English Master of the Rolls

John Taylor (c. 1480 – 1534) was Master of the Rolls of the Court of Chancery from 1527 to 1534, following a successful career as a priest and civil servant.

Taylor would have been notable just for the circumstances of his birth: he was the firstborn of healthy triplets who all survived to adulthood, which was virtually unheard of in the 15th century. He was awarded doctor of decrees and of the sacred canons beyond sea at the University of Cambridge in 1520; and incorporated at Oxford in 1552.

King Henry VII met John and his brothers Rowland and Nathaniel in their childhood and undertook responsibility to educate the three boys if they came to manhood; this informal act and others like it later inspired Queen Victoria's Royal Bounty for Triplets, which continued until the reign of Elizabeth II. There is note in the Royal Privy Purse expenses of 1498 "for the wages of the King’s Scoler John Taillor at Oxenford."

During his lifetime, Taylor donated money towards the building of St. James Church in Barton-under-Needwood, Staffordshire, the village where he grew up. Construction began in 1517 and was completed in 1533. The John Taylor High School, a specialty science school founded in Barton-under-Needwood in 1957, was named in his honor.

==Career==
In 1503, Taylor was ordained Rector at Bishop's Hatfield, and then became Rector of Sutton Coldfield in 1504. He served as one of the Royal Chaplains at Henry VII's funeral, 21 April 1509, and was afterwards appointed by King Henry VIII as the King's Clerk and Chaplain—he was later one of the commissioners to decide if Henry VIII's marriage to Catherine of Aragon was valid. In 1511, he was made Clerk of the Parliament.

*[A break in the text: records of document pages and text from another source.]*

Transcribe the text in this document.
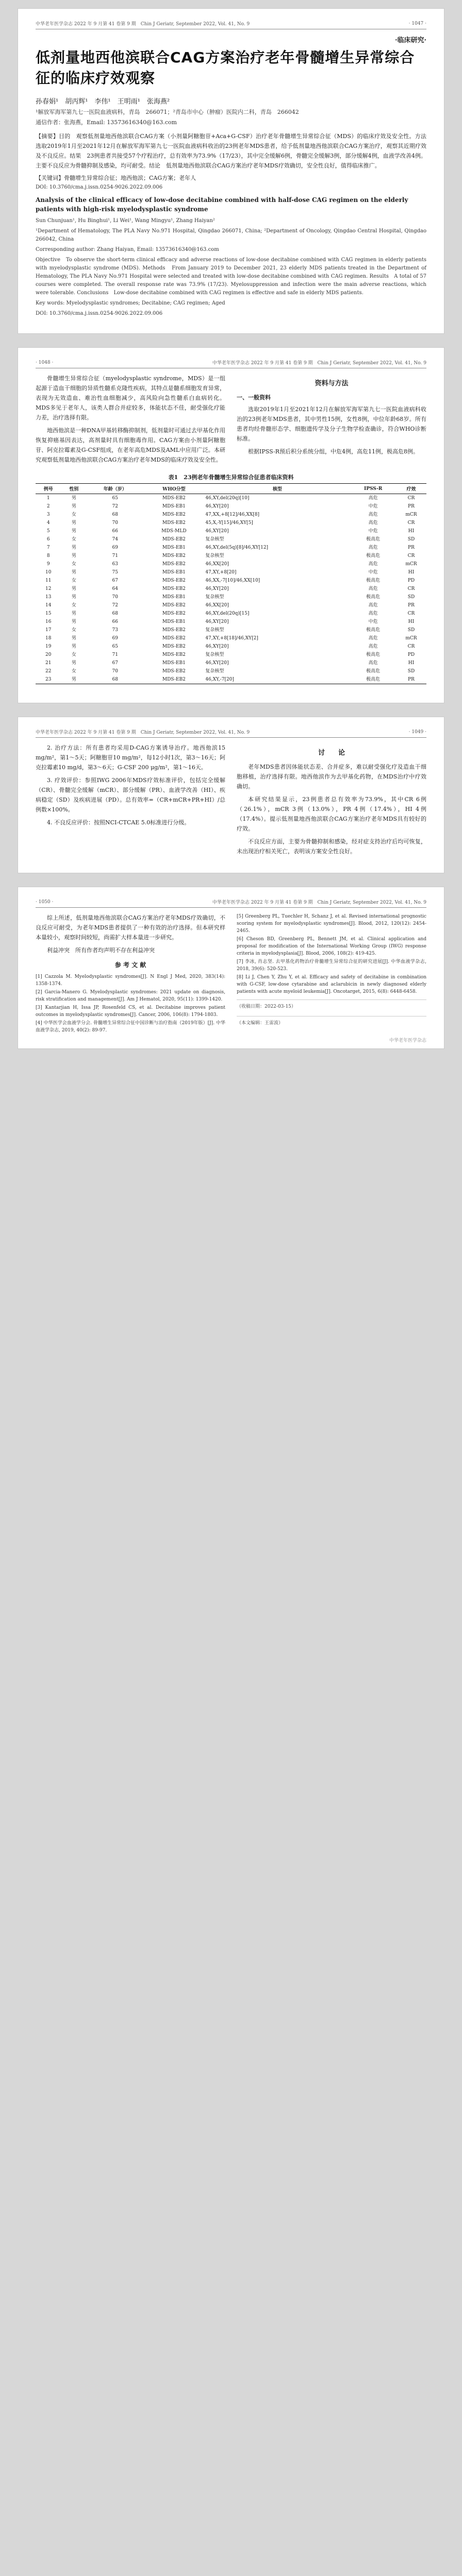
中华老年医学杂志 2022 年 9 月第 41 卷第 9 期　Chin J Geriatr, September 2022, Vol. 41, No. 9	· 1047 ·
·临床研究·
低剂量地西他滨联合CAG方案治疗老年骨髓增生异常综合征的临床疗效观察
孙春娟¹　胡丙辉¹　李伟¹　王明雨¹　张海燕²
¹解放军海军第九七一医院血液病科，青岛　266071；²青岛市中心（肿瘤）医院内二科，青岛　266042
通信作者：张海燕，Email: 13573616340@163.com
【摘要】目的　观察低剂量地西他滨联合CAG方案（小剂量阿糖胞苷+Aca+G-CSF）治疗老年骨髓增生异常综合征（MDS）的临床疗效及安全性。方法　选取2019年1月至2021年12月在解放军海军第九七一医院血液病科收治的23例老年MDS患者，给予低剂量地西他滨联合CAG方案治疗，观察其近期疗效及不良反应。结果　23例患者共接受57个疗程治疗，总有效率为73.9%（17/23），其中完全缓解6例，骨髓完全缓解3例，部分缓解4例，血液学改善4例。主要不良反应为骨髓抑制及感染，均可耐受。结论　低剂量地西他滨联合CAG方案治疗老年MDS疗效确切，安全性良好，值得临床推广。
【关键词】骨髓增生异常综合征；地西他滨；CAG方案；老年人
DOI: 10.3760/cma.j.issn.0254-9026.2022.09.006
Analysis of the clinical efficacy of low-dose decitabine combined with half-dose CAG regimen on the elderly patients with high-risk myelodysplastic syndrome
Sun Chunjuan¹, Hu Binghui¹, Li Wei¹, Wang Mingyu¹, Zhang Haiyan²
¹Department of Hematology, The PLA Navy No.971 Hospital, Qingdao 266071, China; ²Department of Oncology, Qingdao Central Hospital, Qingdao 266042, China
Corresponding author: Zhang Haiyan, Email: 13573616340@163.com
Objective　To observe the short-term clinical efficacy and adverse reactions of low-dose decitabine combined with CAG regimen in elderly patients with myelodysplastic syndrome (MDS). Methods　From January 2019 to December 2021, 23 elderly MDS patients treated in the Department of Hematology, The PLA Navy No.971 Hospital were selected and treated with low-dose decitabine combined with CAG regimen. Results　A total of 57 courses were completed. The overall response rate was 73.9% (17/23). Myelosuppression and infection were the main adverse reactions, which were tolerable. Conclusions　Low-dose decitabine combined with CAG regimen is effective and safe in elderly MDS patients.
Key words: Myelodysplastic syndromes; Decitabine; CAG regimen; Aged
DOI: 10.3760/cma.j.issn.0254-9026.2022.09.006
· 1048 ·	中华老年医学杂志 2022 年 9 月第 41 卷第 9 期　Chin J Geriatr, September 2022, Vol. 41, No. 9

骨髓增生异常综合征（myelodysplastic syndrome，MDS）是一组起源于造血干细胞的异质性髓系克隆性疾病，其特点是髓系细胞发育异常，表现为无效造血、难治性血细胞减少，高风险向急性髓系白血病转化。MDS多见于老年人，该类人群合并症较多，体能状态不佳，耐受强化疗能力差，治疗选择有限。

地西他滨是一种DNA甲基转移酶抑制剂，低剂量时可通过去甲基化作用恢复抑癌基因表达，高剂量时具有细胞毒作用。CAG方案由小剂量阿糖胞苷、阿克拉霉素及G-CSF组成，在老年高危MDS及AML中应用广泛。本研究观察低剂量地西他滨联合CAG方案治疗老年MDS的临床疗效及安全性。

资料与方法
一、一般资料

选取2019年1月至2021年12月在解放军海军第九七一医院血液病科收治的23例老年MDS患者，其中男性15例，女性8例，中位年龄68岁。所有患者均经骨髓形态学、细胞遗传学及分子生物学检查确诊，符合WHO诊断标准。

根据IPSS-R预后积分系统分组，中危4例，高危11例，极高危8例。

表1　23例老年骨髓增生异常综合征患者临床资料
例号	性别	年龄（岁）	WHO分型	核型	IPSS-R	疗效
1	男	65	MDS-EB2	46,XY,del(20q)[10]	高危	CR
2	男	72	MDS-EB1	46,XY[20]	中危	PR
3	女	68	MDS-EB2	47,XX,+8[12]/46,XX[8]	高危	mCR
4	男	70	MDS-EB2	45,X,-Y[15]/46,XY[5]	高危	CR
5	男	66	MDS-MLD	46,XY[20]	中危	HI
6	女	74	MDS-EB2	复杂核型	极高危	SD
7	男	69	MDS-EB1	46,XY,del(5q)[8]/46,XY[12]	高危	PR
8	男	71	MDS-EB2	复杂核型	极高危	CR
9	女	63	MDS-EB2	46,XX[20]	高危	mCR
10	男	75	MDS-EB1	47,XY,+8[20]	中危	HI
11	女	67	MDS-EB2	46,XX,-7[10]/46,XX[10]	极高危	PD
12	男	64	MDS-EB2	46,XY[20]	高危	CR
13	男	70	MDS-EB1	复杂核型	极高危	SD
14	女	72	MDS-EB2	46,XX[20]	高危	PR
15	男	68	MDS-EB2	46,XY,del(20q)[15]	高危	CR
16	男	66	MDS-EB1	46,XY[20]	中危	HI
17	女	73	MDS-EB2	复杂核型	极高危	SD
18	男	69	MDS-EB2	47,XY,+8[18]/46,XY[2]	高危	mCR
19	男	65	MDS-EB2	46,XY[20]	高危	CR
20	女	71	MDS-EB2	复杂核型	极高危	PD
21	男	67	MDS-EB1	46,XY[20]	高危	HI
22	女	70	MDS-EB2	复杂核型	极高危	SD
23	男	68	MDS-EB2	46,XY,-7[20]	极高危	PR
中华老年医学杂志 2022 年 9 月第 41 卷第 9 期　Chin J Geriatr, September 2022, Vol. 41, No. 9	· 1049 ·

2. 治疗方法：所有患者均采用D-CAG方案诱导治疗。地西他滨15 mg/m²，第1～5天；阿糖胞苷10 mg/m²，每12小时1次，第3～16天；阿克拉霉素10 mg/d，第3～6天；G-CSF 200 μg/m²，第1～16天。

3. 疗效评价：参照IWG 2006年MDS疗效标准评价，包括完全缓解（CR）、骨髓完全缓解（mCR）、部分缓解（PR）、血液学改善（HI）、疾病稳定（SD）及疾病进展（PD）。总有效率=（CR+mCR+PR+HI）/总例数×100%。

4. 不良反应评价：按照NCI-CTCAE 5.0标准进行分级。

讨　　论

老年MDS患者因体能状态差、合并症多，难以耐受强化疗及造血干细胞移植，治疗选择有限。地西他滨作为去甲基化药物，在MDS治疗中疗效确切。

本研究结果显示，23例患者总有效率为73.9%，其中CR 6例（26.1%），mCR 3例（13.0%），PR 4例（17.4%），HI 4例（17.4%）。提示低剂量地西他滨联合CAG方案治疗老年MDS具有较好的疗效。

不良反应方面，主要为骨髓抑制和感染，经对症支持治疗后均可恢复，未出现治疗相关死亡，表明该方案安全性良好。

· 1050 ·	中华老年医学杂志 2022 年 9 月第 41 卷第 9 期　Chin J Geriatr, September 2022, Vol. 41, No. 9

综上所述，低剂量地西他滨联合CAG方案治疗老年MDS疗效确切，不良反应可耐受，为老年MDS患者提供了一种有效的治疗选择。但本研究样本量较小，观察时间较短，尚需扩大样本量进一步研究。

利益冲突　所有作者均声明不存在利益冲突

参 考 文 献
[1] Cazzola M. Myelodysplastic syndromes[J]. N Engl J Med, 2020, 383(14): 1358-1374.
[2] Garcia-Manero G. Myelodysplastic syndromes: 2021 update on diagnosis, risk stratification and management[J]. Am J Hematol, 2020, 95(11): 1399-1420.
[3] Kantarjian H, Issa JP, Rosenfeld CS, et al. Decitabine improves patient outcomes in myelodysplastic syndromes[J]. Cancer, 2006, 106(8): 1794-1803.
[4] 中华医学会血液学分会. 骨髓增生异常综合征中国诊断与治疗指南（2019年版）[J]. 中华血液学杂志, 2019, 40(2): 89-97.
[5] Greenberg PL, Tuechler H, Schanz J, et al. Revised international prognostic scoring system for myelodysplastic syndromes[J]. Blood, 2012, 120(12): 2454-2465.
[6] Cheson BD, Greenberg PL, Bennett JM, et al. Clinical application and proposal for modification of the International Working Group (IWG) response criteria in myelodysplasia[J]. Blood, 2006, 108(2): 419-425.
[7] 李冰, 肖志坚. 去甲基化药物治疗骨髓增生异常综合征的研究进展[J]. 中华血液学杂志, 2018, 39(6): 520-523.
[8] Li J, Chen Y, Zhu Y, et al. Efficacy and safety of decitabine in combination with G-CSF, low-dose cytarabine and aclarubicin in newly diagnosed elderly patients with acute myeloid leukemia[J]. Oncotarget, 2015, 6(8): 6448-6458.
（收稿日期：2022-03-15）
（本文编辑：王雷波）
中华老年医学杂志
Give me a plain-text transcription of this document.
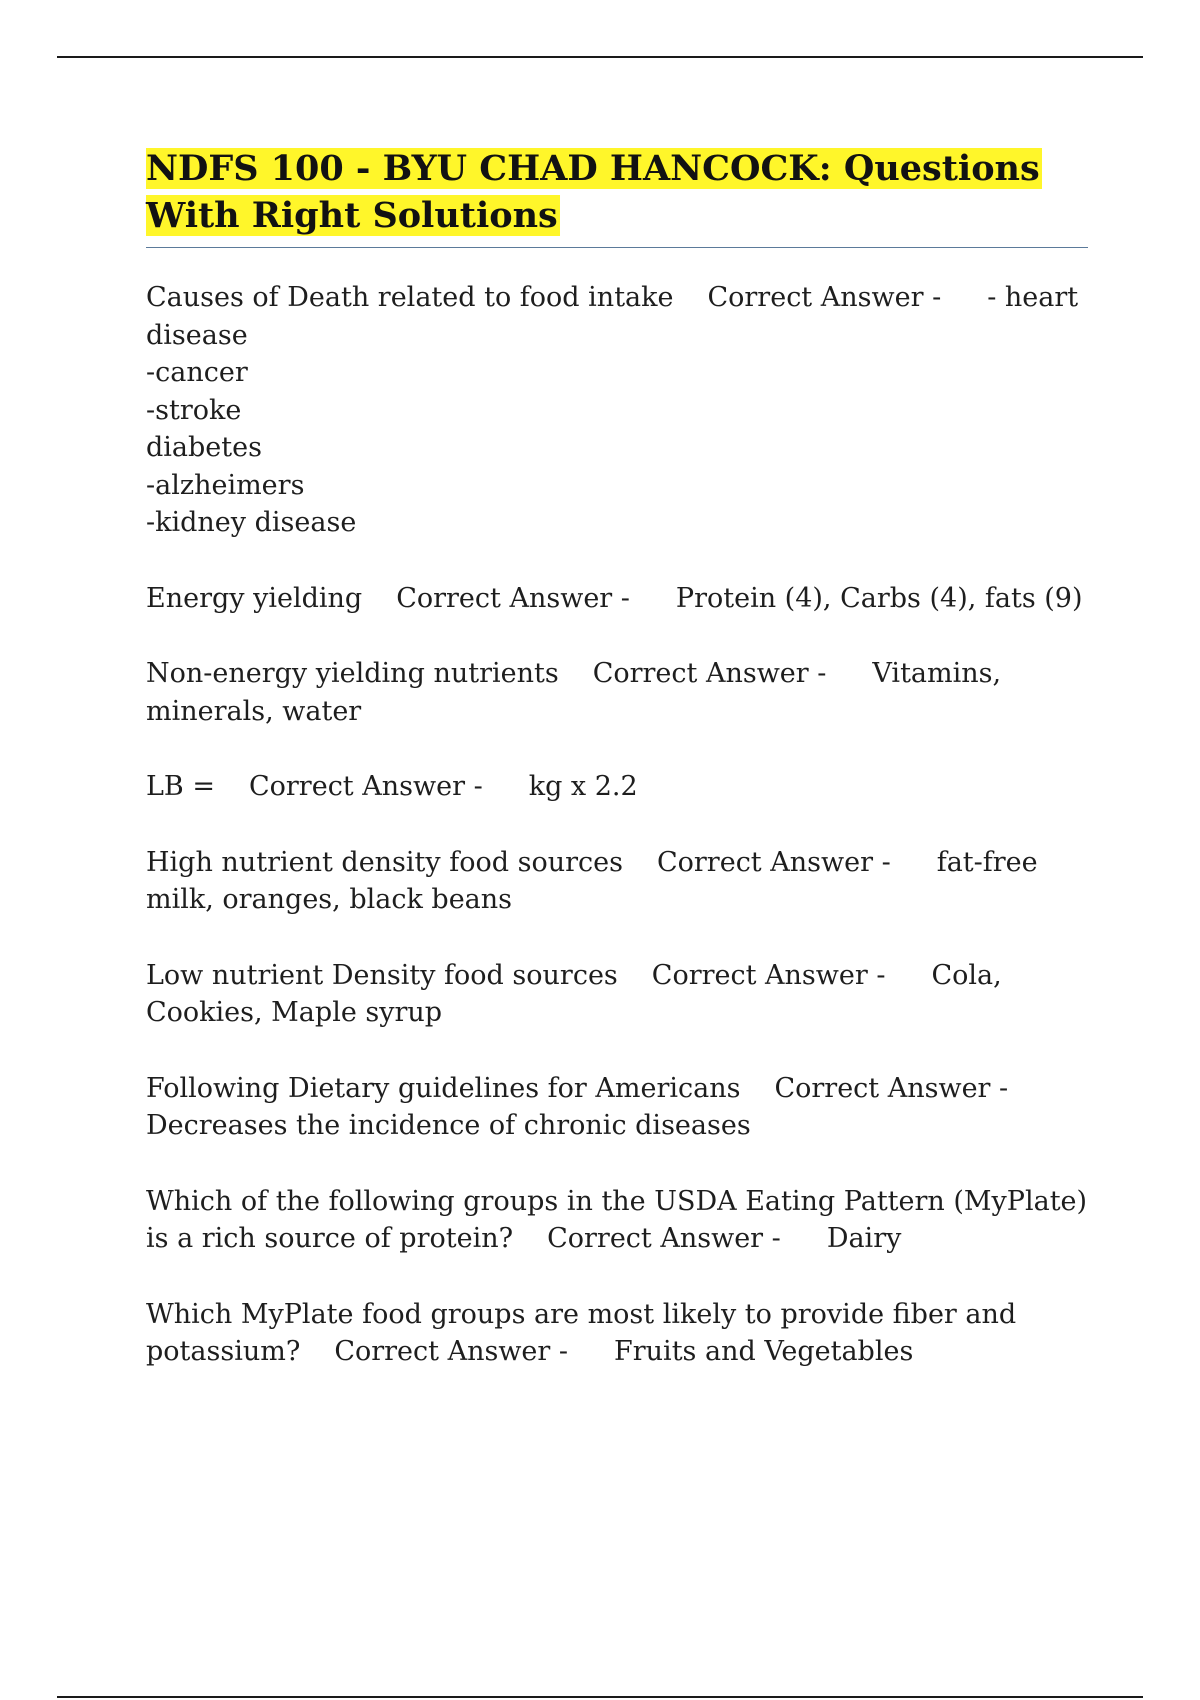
NDFS 100 - BYU CHAD HANCOCK: Questions With Right Solutions
Causes of Death related to food intake Correct Answer - - heart disease
-cancer
-stroke
diabetes
-alzheimers
-kidney disease
Energy yielding Correct Answer - Protein (4), Carbs (4), fats (9)
Non-energy yielding nutrients Correct Answer - Vitamins, minerals, water
LB = Correct Answer - kg x 2.2
High nutrient density food sources Correct Answer - fat-free milk, oranges, black beans
Low nutrient Density food sources Correct Answer - Cola, Cookies, Maple syrup
Following Dietary guidelines for Americans Correct Answer -
Decreases the incidence of chronic diseases
Which of the following groups in the USDA Eating Pattern (MyPlate) is a rich source of protein? Correct Answer - Dairy
Which MyPlate food groups are most likely to provide fiber and potassium? Correct Answer - Fruits and Vegetables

Taylor was appointed as Archdeacon of Derby in 1515, then as Royal Ambassador to Burgundy and France and Prolocutor of Convocation. In 1516, he was appointed Archdeacon of Buckingham, and was conferred the degrees of Doctor of Civil Law and Doctor of Canon Law at Cambridge in 1520. He was one of ten chaplains present at the Field of the Cloth of Gold in 1520. In 1528 he became Archdeacon of Halifax.

From 1527 to 1534 he was Master of the Rolls of the Court of Chancery. This position was the third most senior judicial position in England (after Lord Chancellor and Lord Chief Justice).

==Death and burial==
According to John Stow's Survey of London (1598), he was buried in St. Anthony's Hospital, St Benet Fink, in the City of London.